La culpa y yo. Episodio primero.

Tomo un recuerdo muy antiguo. En el corredor de mi casa, un pájaro había anidado en un pequeño hueco, justo junto a la caja de fusibles.
Lo alargo como si jalara la hebra de un invisible hilo, entre mis dedos así, ese movimiento. Un mediodía, al regresar del jardín de niños, encontré en el suelo a una de las crías. Aún sin plumas, el pajarillo rosado había caído desde su nido y el golpe fue su última guarida. No había ningún otro rastro.
Lo hago otra cosa, lo intervengo con lo que ahora puedo. La muerte, sobre todo en las aves, puede ser tan limpia, tan silenciosa, que sorprende. Ese fue mi primer contacto directo con la muerte.
Vuelvo. Vuelvo a la memoria. El hilo me cuenta. Recuerdo que tomé aquel pedacillo de carne y fui corriendo hacia el lugar donde guardaba mis juguetes. Tomé una cacerola amarilla, una de las que comúnmente vienen en los juegos de té para niñas y lo mantuve ahí, después lo cubrí hasta el tronco con un trozo de tela y esperé, esperé a que sanara.
Anoto. Es curioso cómo incluso a esa edad la angustia ante la pérdida, el choque con la finitud, desencadena reacciones tan básicas, núcleos que se repetirán en formas diversas a lo largo de la vida. Para mí el sanar, el bienestar, no dependía de otra cosa más que de la noción de "mantenerse a salvo".Y yo lo estaba haciendo,  mantenía  a ese cuerpo ya muerto a salvo del frío roce del concreto, de esa su soledad lejos de la madre que seguía acurrucada e indiferente junto a la caja de fusibles. El pajarillo estaba a resguardo, tan distante de la lluvia, del despiadado beso de las hormigas, de los otros pájaros, de lo otro todo que hace daño, y no conforme ahí estaba también la mirada que cuida, mi mirada que aguardaba el milagro.
Los demás recuerdan diverso.
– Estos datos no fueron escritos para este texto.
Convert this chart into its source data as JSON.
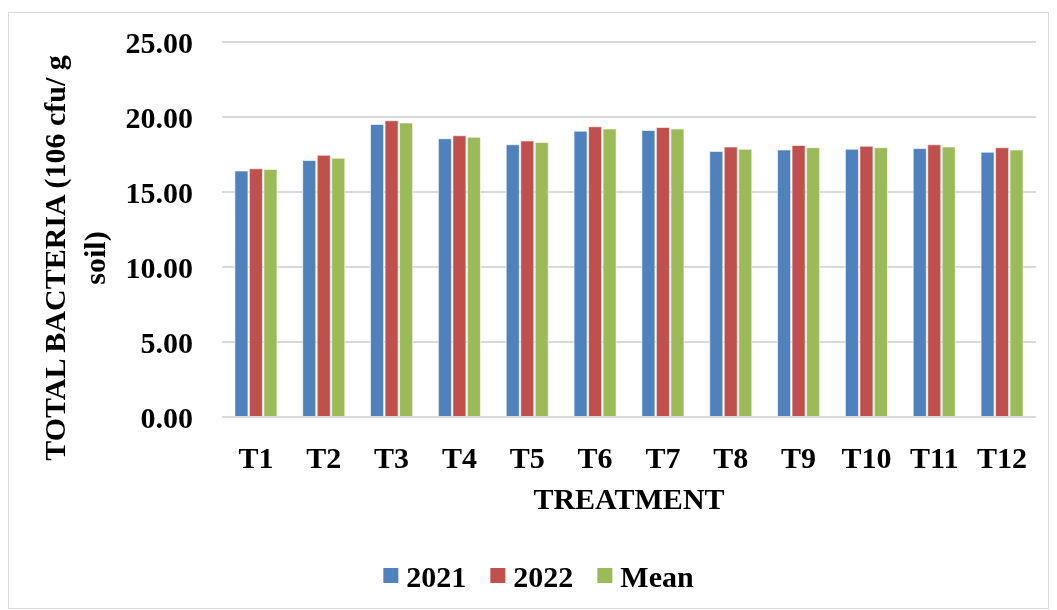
{
  "chart_data": {
    "type": "bar",
    "xlabel": "TREATMENT",
    "ylabel": "TOTAL BACTERIA (106 cfu/ g soil)",
    "categories": [
      "T1",
      "T2",
      "T3",
      "T4",
      "T5",
      "T6",
      "T7",
      "T8",
      "T9",
      "T10",
      "T11",
      "T12"
    ],
    "series": [
      {
        "name": "2021",
        "color": "#4f81bd",
        "values": [
          16.4,
          17.1,
          19.5,
          18.55,
          18.15,
          19.05,
          19.1,
          17.7,
          17.8,
          17.85,
          17.9,
          17.65
        ]
      },
      {
        "name": "2022",
        "color": "#c0504d",
        "values": [
          16.55,
          17.45,
          19.75,
          18.75,
          18.4,
          19.35,
          19.3,
          18.0,
          18.1,
          18.05,
          18.15,
          17.95
        ]
      },
      {
        "name": "Mean",
        "color": "#9bbb59",
        "values": [
          16.5,
          17.25,
          19.6,
          18.65,
          18.3,
          19.2,
          19.2,
          17.85,
          17.95,
          17.95,
          18.0,
          17.8
        ]
      }
    ],
    "ylim": [
      0,
      25
    ],
    "yticks": [
      {
        "value": 0,
        "label": "0.00"
      },
      {
        "value": 5,
        "label": "5.00"
      },
      {
        "value": 10,
        "label": "10.00"
      },
      {
        "value": 15,
        "label": "15.00"
      },
      {
        "value": 20,
        "label": "20.00"
      },
      {
        "value": 25,
        "label": "25.00"
      }
    ],
    "grid": "y",
    "legend": "bottom"
  }
}
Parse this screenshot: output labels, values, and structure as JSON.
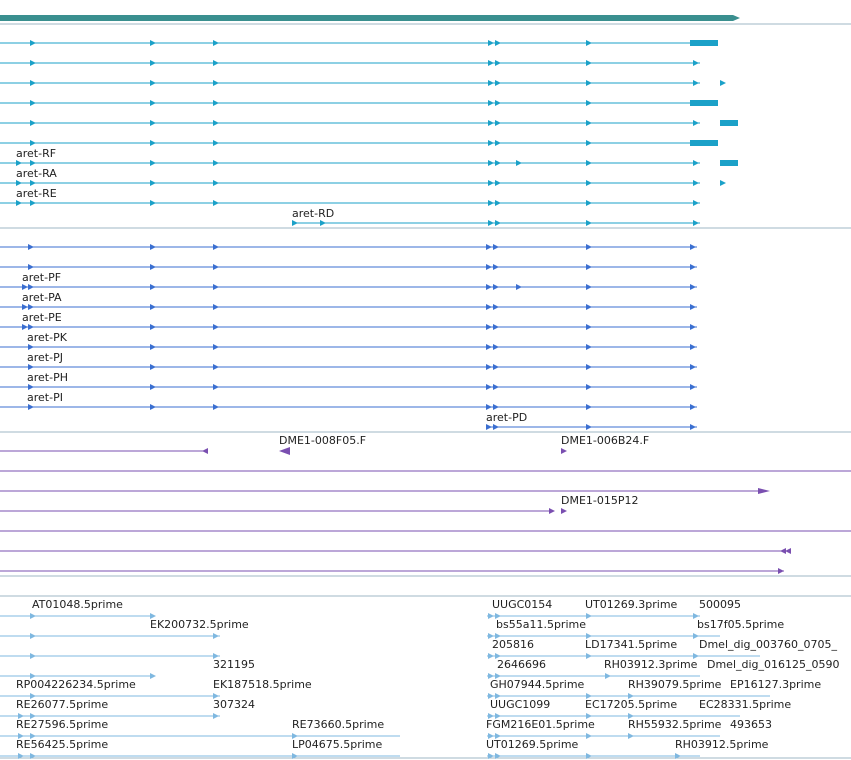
{
  "colors": {
    "gene": "#3a8f8f",
    "transcript": "#1ba1c8",
    "protein": "#3b6fd1",
    "clone": "#7a4fb0",
    "est": "#7fb8e0",
    "separator": "#9fb7c4"
  },
  "gene_track": {},
  "transcripts": {
    "labels": [
      "aret-RF",
      "aret-RA",
      "aret-RE",
      "aret-RD"
    ]
  },
  "proteins": {
    "labels": [
      "aret-PF",
      "aret-PA",
      "aret-PE",
      "aret-PK",
      "aret-PJ",
      "aret-PH",
      "aret-PI",
      "aret-PD"
    ]
  },
  "clones": {
    "labels": [
      "DME1-008F05.F",
      "DME1-006B24.F",
      "DME1-015P12"
    ]
  },
  "ests": {
    "labels": [
      "AT01048.5prime",
      "UUGC0154",
      "UT01269.3prime",
      "500095",
      "EK200732.5prime",
      "bs55a11.5prime",
      "bs17f05.5prime",
      "205816",
      "LD17341.5prime",
      "Dmel_dig_003760_0705_",
      "321195",
      "2646696",
      "RH03912.3prime",
      "Dmel_dig_016125_0590",
      "RP004226234.5prime",
      "EK187518.5prime",
      "GH07944.5prime",
      "RH39079.5prime",
      "EP16127.3prime",
      "RE26077.5prime",
      "307324",
      "UUGC1099",
      "EC17205.5prime",
      "EC28331.5prime",
      "RE27596.5prime",
      "RE73660.5prime",
      "FGM216E01.5prime",
      "RH55932.5prime",
      "493653",
      "RE56425.5prime",
      "LP04675.5prime",
      "UT01269.5prime",
      "RH03912.5prime"
    ]
  }
}
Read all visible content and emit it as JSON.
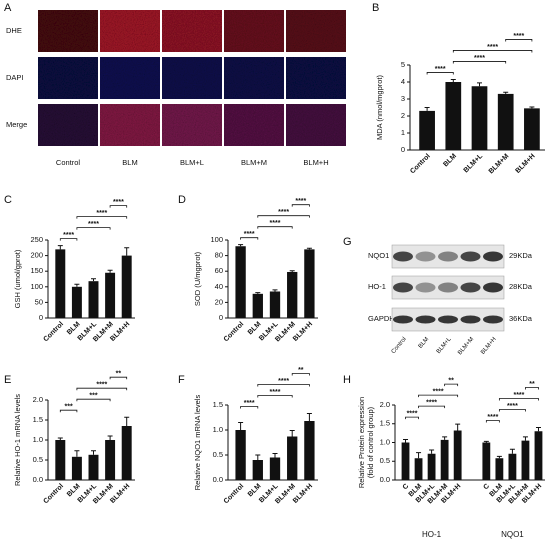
{
  "panel_a": {
    "panel": "A",
    "rows": [
      "DHE",
      "DAPI",
      "Merge"
    ],
    "columns": [
      "Control",
      "BLM",
      "BLM+L",
      "BLM+M",
      "BLM+H"
    ]
  },
  "panel_g": {
    "panel": "G",
    "bands": [
      "NQO1",
      "HO-1",
      "GAPDH"
    ],
    "sizes": [
      "29KDa",
      "28KDa",
      "36KDa"
    ],
    "lanes": [
      "Control",
      "BLM",
      "BLM+L",
      "BLM+M",
      "BLM+H"
    ]
  },
  "chart_data": [
    {
      "panel": "B",
      "type": "bar",
      "y_label": "MDA  (nmol/mgprot)",
      "categories": [
        "Control",
        "BLM",
        "BLM+L",
        "BLM+M",
        "BLM+H"
      ],
      "values": [
        2.3,
        4.0,
        3.75,
        3.3,
        2.45
      ],
      "errors": [
        0.2,
        0.15,
        0.2,
        0.1,
        0.08
      ],
      "color": "#111111",
      "ylim": [
        0,
        5
      ],
      "yticks": [
        0,
        1,
        2,
        3,
        4,
        5
      ],
      "annotations": [
        "****",
        "****",
        "****",
        "****"
      ]
    },
    {
      "panel": "C",
      "type": "bar",
      "y_label": "GSH  (umol/gprot)",
      "categories": [
        "Control",
        "BLM",
        "BLM+L",
        "BLM+M",
        "BLM+H"
      ],
      "values": [
        220,
        100,
        118,
        145,
        200
      ],
      "errors": [
        12,
        8,
        8,
        8,
        25
      ],
      "color": "#111111",
      "ylim": [
        0,
        250
      ],
      "yticks": [
        0,
        50,
        100,
        150,
        200,
        250
      ],
      "annotations": [
        "****",
        "****",
        "****",
        "****"
      ]
    },
    {
      "panel": "D",
      "type": "bar",
      "y_label": "SOD  (U/mgprot)",
      "categories": [
        "Control",
        "BLM",
        "BLM+L",
        "BLM+M",
        "BLM+H"
      ],
      "values": [
        92,
        31,
        34,
        59,
        88
      ],
      "errors": [
        2,
        1.5,
        2,
        1.5,
        1.5
      ],
      "color": "#111111",
      "ylim": [
        0,
        100
      ],
      "yticks": [
        0,
        20,
        40,
        60,
        80,
        100
      ],
      "annotations": [
        "****",
        "****",
        "****",
        "****"
      ]
    },
    {
      "panel": "E",
      "type": "bar",
      "y_label": "Relative HO-1 mRNA levels",
      "categories": [
        "Control",
        "BLM",
        "BLM+L",
        "BLM+M",
        "BLM+H"
      ],
      "values": [
        1.0,
        0.58,
        0.63,
        1.0,
        1.35
      ],
      "errors": [
        0.05,
        0.15,
        0.1,
        0.1,
        0.22
      ],
      "color": "#111111",
      "ylim": [
        0,
        2
      ],
      "yticks": [
        {
          "value": 0,
          "label": "0.0"
        },
        0.5,
        {
          "value": 1,
          "label": "1.0"
        },
        1.5,
        {
          "value": 2,
          "label": "2.0"
        }
      ],
      "annotations": [
        "***",
        "***",
        "****",
        "**"
      ]
    },
    {
      "panel": "F",
      "type": "bar",
      "y_label": "Relative NQO1 mRNA levels",
      "categories": [
        "Control",
        "BLM",
        "BLM+L",
        "BLM+M",
        "BLM+H"
      ],
      "values": [
        1.0,
        0.4,
        0.45,
        0.87,
        1.18
      ],
      "errors": [
        0.15,
        0.1,
        0.08,
        0.12,
        0.15
      ],
      "color": "#111111",
      "ylim": [
        0,
        1.5
      ],
      "yticks": [
        {
          "value": 0,
          "label": "0.0"
        },
        0.5,
        {
          "value": 1,
          "label": "1.0"
        },
        1.5
      ],
      "annotations": [
        "****",
        "****",
        "****",
        "**"
      ]
    },
    {
      "panel": "H",
      "type": "bar",
      "y_label": "Relative Protein expression",
      "y_sublabel": "(fold of control group)",
      "categories": [
        "C",
        "BLM",
        "BLM+L",
        "BLM+M",
        "BLM+H"
      ],
      "series": [
        {
          "name": "HO-1",
          "color": "#111111",
          "values": [
            1.0,
            0.58,
            0.7,
            1.07,
            1.32
          ],
          "errors": [
            0.08,
            0.15,
            0.1,
            0.08,
            0.17
          ],
          "annotations": [
            "****",
            "****",
            "****",
            "**"
          ]
        },
        {
          "name": "NQO1",
          "color": "#111111",
          "values": [
            1.0,
            0.58,
            0.7,
            1.05,
            1.3
          ],
          "errors": [
            0.03,
            0.05,
            0.12,
            0.1,
            0.1
          ],
          "annotations": [
            "****",
            "****",
            "****",
            "**"
          ]
        }
      ],
      "ylim": [
        0,
        2
      ],
      "yticks": [
        {
          "value": 0,
          "label": "0.0"
        },
        0.5,
        {
          "value": 1,
          "label": "1.0"
        },
        1.5,
        {
          "value": 2,
          "label": "2.0"
        }
      ]
    }
  ]
}
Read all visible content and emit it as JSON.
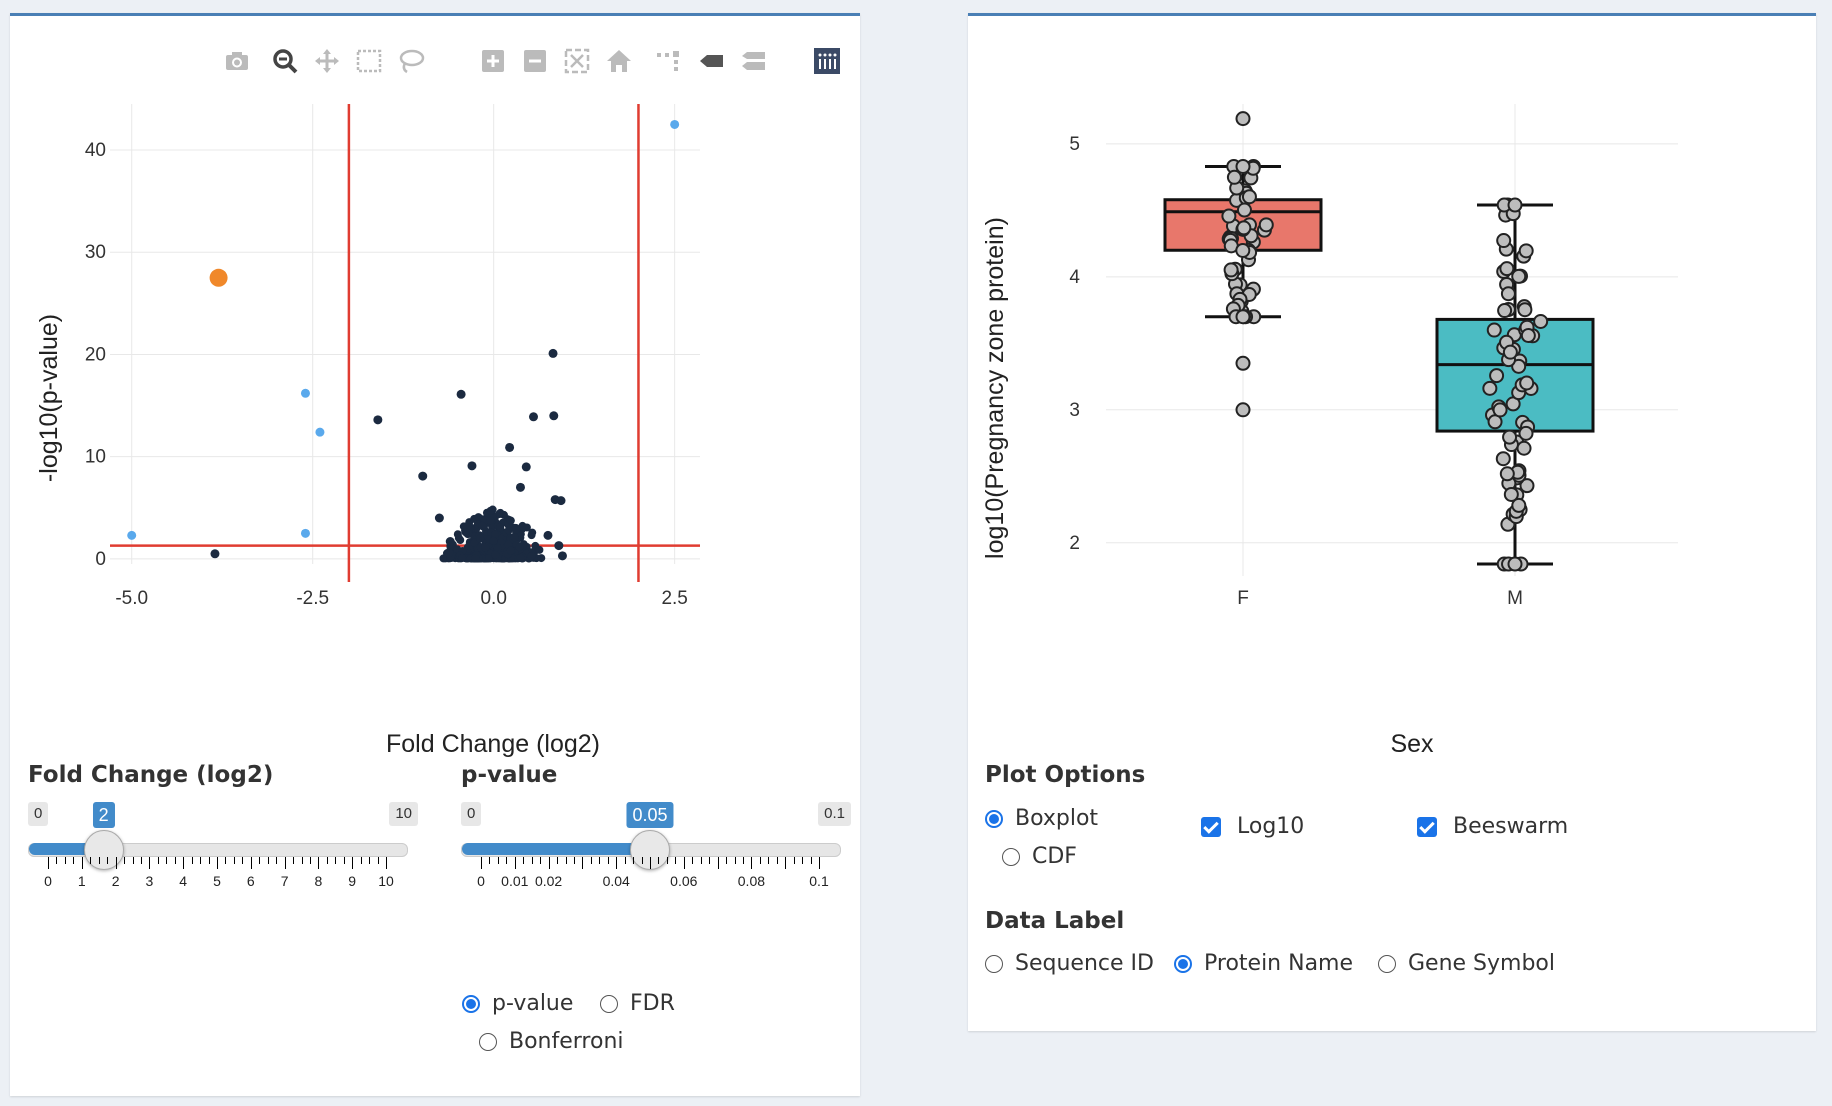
{
  "volcano": {
    "toolbar": [
      "camera-icon",
      "zoom-icon",
      "pan-icon",
      "box-select-icon",
      "lasso-select-icon",
      "zoom-in-icon",
      "zoom-out-icon",
      "autoscale-icon",
      "reset-axes-icon",
      "spike-lines-icon",
      "hover-closest-icon",
      "hover-compare-icon",
      "plotly-logo-icon"
    ],
    "xlabel": "Fold Change (log2)",
    "ylabel": "-log10(p-value)",
    "xticks": [
      "-5.0",
      "-2.5",
      "0.0",
      "2.5"
    ],
    "yticks": [
      "0",
      "10",
      "20",
      "30",
      "40"
    ],
    "colors": {
      "dark": "#1b2a40",
      "light": "#5aa9ec",
      "highlight": "#f0882a",
      "threshold": "#e03c31"
    }
  },
  "chart_data": [
    {
      "type": "scatter",
      "xlabel": "Fold Change (log2)",
      "ylabel": "-log10(p-value)",
      "xlim": [
        -5.3,
        2.85
      ],
      "ylim": [
        -0.5,
        44.5
      ],
      "grid": true,
      "thresholds": {
        "x": [
          -2,
          2
        ],
        "y": 1.3
      },
      "series": [
        {
          "color": "highlight",
          "points": [
            [
              -3.8,
              27.5
            ]
          ]
        },
        {
          "color": "light",
          "points": [
            [
              2.5,
              42.5
            ],
            [
              -2.6,
              16.2
            ],
            [
              -2.4,
              12.4
            ],
            [
              -5.0,
              2.3
            ],
            [
              -2.6,
              2.5
            ]
          ]
        },
        {
          "color": "dark",
          "points": [
            [
              -3.85,
              0.5
            ],
            [
              -1.6,
              13.6
            ],
            [
              -0.45,
              16.1
            ],
            [
              0.82,
              20.1
            ],
            [
              0.55,
              13.9
            ],
            [
              0.83,
              14.0
            ],
            [
              0.22,
              10.9
            ],
            [
              -0.98,
              8.1
            ],
            [
              -0.3,
              9.1
            ],
            [
              0.45,
              9.0
            ],
            [
              0.37,
              7.0
            ],
            [
              0.85,
              5.8
            ],
            [
              0.93,
              5.7
            ],
            [
              0.75,
              2.3
            ],
            [
              0.9,
              1.3
            ],
            [
              0.95,
              0.3
            ],
            [
              -0.75,
              4.0
            ],
            [
              -0.6,
              1.7
            ],
            [
              -0.62,
              0.6
            ]
          ]
        }
      ]
    },
    {
      "type": "box",
      "xlabel": "Sex",
      "ylabel": "log10(Pregnancy zone protein)",
      "categories": [
        "F",
        "M"
      ],
      "ylim": [
        1.75,
        5.3
      ],
      "yticks": [
        "2",
        "3",
        "4",
        "5"
      ],
      "series": [
        {
          "name": "F",
          "color": "#e8776b",
          "whisker_low": 3.7,
          "q1": 4.2,
          "median": 4.49,
          "q3": 4.58,
          "whisker_high": 4.83,
          "outliers": [
            5.19,
            3.35,
            3.0
          ]
        },
        {
          "name": "M",
          "color": "#4bbcc3",
          "whisker_low": 1.84,
          "q1": 2.84,
          "median": 3.34,
          "q3": 3.68,
          "whisker_high": 4.54,
          "outliers": []
        }
      ]
    }
  ],
  "controls": {
    "fc_title": "Fold Change (log2)",
    "fc_slider": {
      "min": "0",
      "max": "10",
      "value": "2",
      "fraction": 0.2,
      "ticks": [
        "0",
        "1",
        "2",
        "3",
        "4",
        "5",
        "6",
        "7",
        "8",
        "9",
        "10"
      ]
    },
    "p_title": "p-value",
    "p_slider": {
      "min": "0",
      "max": "0.1",
      "value": "0.05",
      "fraction": 0.5,
      "ticks": [
        "0",
        "0.01",
        "0.02",
        "0.04",
        "0.06",
        "0.08",
        "0.1"
      ]
    },
    "p_method": {
      "options": [
        "p-value",
        "FDR",
        "Bonferroni"
      ],
      "selected": "p-value"
    }
  },
  "options": {
    "plot_options_title": "Plot Options",
    "plot_type": {
      "options": [
        "Boxplot",
        "CDF"
      ],
      "selected": "Boxplot"
    },
    "log10_label": "Log10",
    "beeswarm_label": "Beeswarm",
    "data_label_title": "Data Label",
    "data_label": {
      "options": [
        "Sequence ID",
        "Protein Name",
        "Gene Symbol"
      ],
      "selected": "Protein Name"
    }
  }
}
El hilo es doble, es múltiple y en mi boca las palabras de alguien más, la vida de alguien más. En algún punto, mi madre tuvo que ingeniárselas para que yo dejara de esperar. Me explicó que el pájaro era pequeño y la altura desde la que había caído, considerable. No podíamos hacer nada por el pobrecilloNena, pobrecillo, nena, no pasa nada, nena.
Los disfraces. La causa y el efecto son uno en la memoria.  Y por alguna razón, no miento, me sentí culpable. Tan profundamente triste como triste puede sentirse una niña de cuatro años. Sentí mi mirada insuficiente. Sentí la catástrofe de las aves a mi paso. La muerte en mi mano, en aquel cacharro amarillo y en el sucio retazo que se había contaminado de eso tan ajeno: lo que no late, lo que no tiene remedio, lo que yo no alcanzo. Traje agua. El agua, la necesidad más básica saciada. El agua que limpia, aunque no creo que sea necesario decir que no lo entendía así. Fue sólo instinto, costumbre del agua que en el puerto, mi única casa, todo lo cubre y lo devora.  

2 comentarios:

Mariela Alatriste said...

Me gusta el título. Espero con ansias los demás episodios para trabajar en la adaptación cinematográfica.

Elizabeth said...

¿Cómo te digo que me encantará que hagas una adaptación cinematográfica, mi lucecilla?